So far, I have only tested compilation with Y-basis blocks in a simple Y-memory experiment and in an S-gate teleportation experiment. A working example of the S-gate has been added to the gallery in the docs. There may still be bugs for more complex computational structures that I haven’t tested yet. We will also need more meaningful test cases involving Y-basis blocks. Additionally, the implementation is not optimized for performance, and there is plenty of room for speed improvements. For example, all the circuits are flattened (unloop) during circuit merging for simplicity while for a larger computation most layers require no flatten operation at all. That said, the feature is already usable under this feature branch.

References

Inplace Access to the Surface Code Y Basis

Oct 03 '25 12:10 inmzhang

This is amazing, thank you Yiming.

I can review this PR over the next week because I attempted the same block and am familiar with the gen repo. Others can and should take a look too. Some questions based on your initial comment:

Craig’s original circuit is designed under the fixed-bulk convention with an X-top boundary. I have worked out correct versions for all conventions and boundary orientations (three variants in total, since two conventions share the same circuit with a Z-top boundary).

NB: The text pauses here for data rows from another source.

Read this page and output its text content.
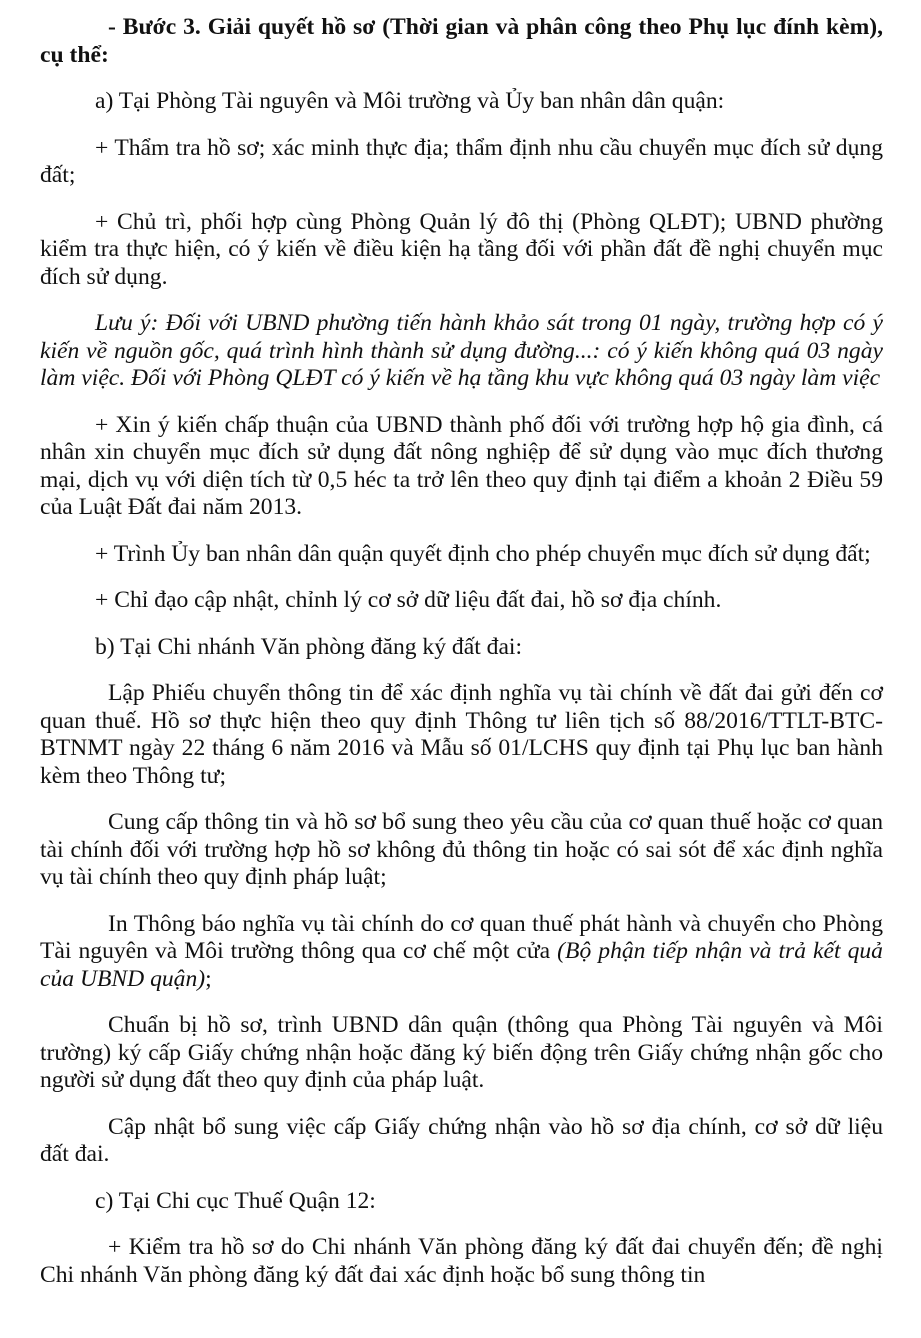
- Bước 3. Giải quyết hồ sơ (Thời gian và phân công theo Phụ lục đính kèm), cụ thể:

a) Tại Phòng Tài nguyên và Môi trường và Ủy ban nhân dân quận:

+ Thẩm tra hồ sơ; xác minh thực địa; thẩm định nhu cầu chuyển mục đích sử dụng đất;

+ Chủ trì, phối hợp cùng Phòng Quản lý đô thị (Phòng QLĐT); UBND phường kiểm tra thực hiện, có ý kiến về điều kiện hạ tầng đối với phần đất đề nghị chuyển mục đích sử dụng.

Lưu ý: Đối với UBND phường tiến hành khảo sát trong 01 ngày, trường hợp có ý kiến về nguồn gốc, quá trình hình thành sử dụng đường...: có ý kiến không quá 03 ngày làm việc. Đối với Phòng QLĐT có ý kiến về hạ tầng khu vực không quá 03 ngày làm việc

+ Xin ý kiến chấp thuận của UBND thành phố đối với trường hợp hộ gia đình, cá nhân xin chuyển mục đích sử dụng đất nông nghiệp để sử dụng vào mục đích thương mại, dịch vụ với diện tích từ 0,5 héc ta trở lên theo quy định tại điểm a khoản 2 Điều 59 của Luật Đất đai năm 2013.

+ Trình Ủy ban nhân dân quận quyết định cho phép chuyển mục đích sử dụng đất;

+ Chỉ đạo cập nhật, chỉnh lý cơ sở dữ liệu đất đai, hồ sơ địa chính.

b) Tại Chi nhánh Văn phòng đăng ký đất đai:

Lập Phiếu chuyển thông tin để xác định nghĩa vụ tài chính về đất đai gửi đến cơ quan thuế. Hồ sơ thực hiện theo quy định Thông tư liên tịch số 88/2016/TTLT-BTC-BTNMT ngày 22 tháng 6 năm 2016 và Mẫu số 01/LCHS quy định tại Phụ lục ban hành kèm theo Thông tư;

Cung cấp thông tin và hồ sơ bổ sung theo yêu cầu của cơ quan thuế hoặc cơ quan tài chính đối với trường hợp hồ sơ không đủ thông tin hoặc có sai sót để xác định nghĩa vụ tài chính theo quy định pháp luật;

In Thông báo nghĩa vụ tài chính do cơ quan thuế phát hành và chuyển cho Phòng Tài nguyên và Môi trường thông qua cơ chế một cửa (Bộ phận tiếp nhận và trả kết quả của UBND quận);

Chuẩn bị hồ sơ, trình UBND dân quận (thông qua Phòng Tài nguyên và Môi trường) ký cấp Giấy chứng nhận hoặc đăng ký biến động trên Giấy chứng nhận gốc cho người sử dụng đất theo quy định của pháp luật.

Cập nhật bổ sung việc cấp Giấy chứng nhận vào hồ sơ địa chính, cơ sở dữ liệu đất đai.

c) Tại Chi cục Thuế Quận 12:

+ Kiểm tra hồ sơ do Chi nhánh Văn phòng đăng ký đất đai chuyển đến; đề nghị Chi nhánh Văn phòng đăng ký đất đai xác định hoặc bổ sung thông tin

What does it mean for a circuit to have an X- or Z-top boundary? From your Crumble links, it looks like this refers to the orientation of the logical boundaries in the 2D spatial plane before introducing the domain wall. However, I do not see how this explains why the transition round for a Z-top boundary is identical across both conventions, while for an X-top boundary it depends on the convention.

The current implementation of Y-basis blocks is spacetime-oriented. In this design, a YHalfCube can only connect temporally to other cubes and is spatially distinct from surrounding cubes. This makes it natural to construct the circuits for the main computation and the “temporally injected” Y-basis blocks separately, then align and merge them at the circuit level. With this in mind, I introduced a new block type called InjectedBlock, which includes a factory callable that generates both the Y-basis block circuit and its detector-flow interface. The injected blocks are attached to the LayerTree. After building the main circuit from the LayerTree, I iterate through the injected blocks, aligning and merging their circuits layer by layer. The missing detectors are then computed from the flow interface and added.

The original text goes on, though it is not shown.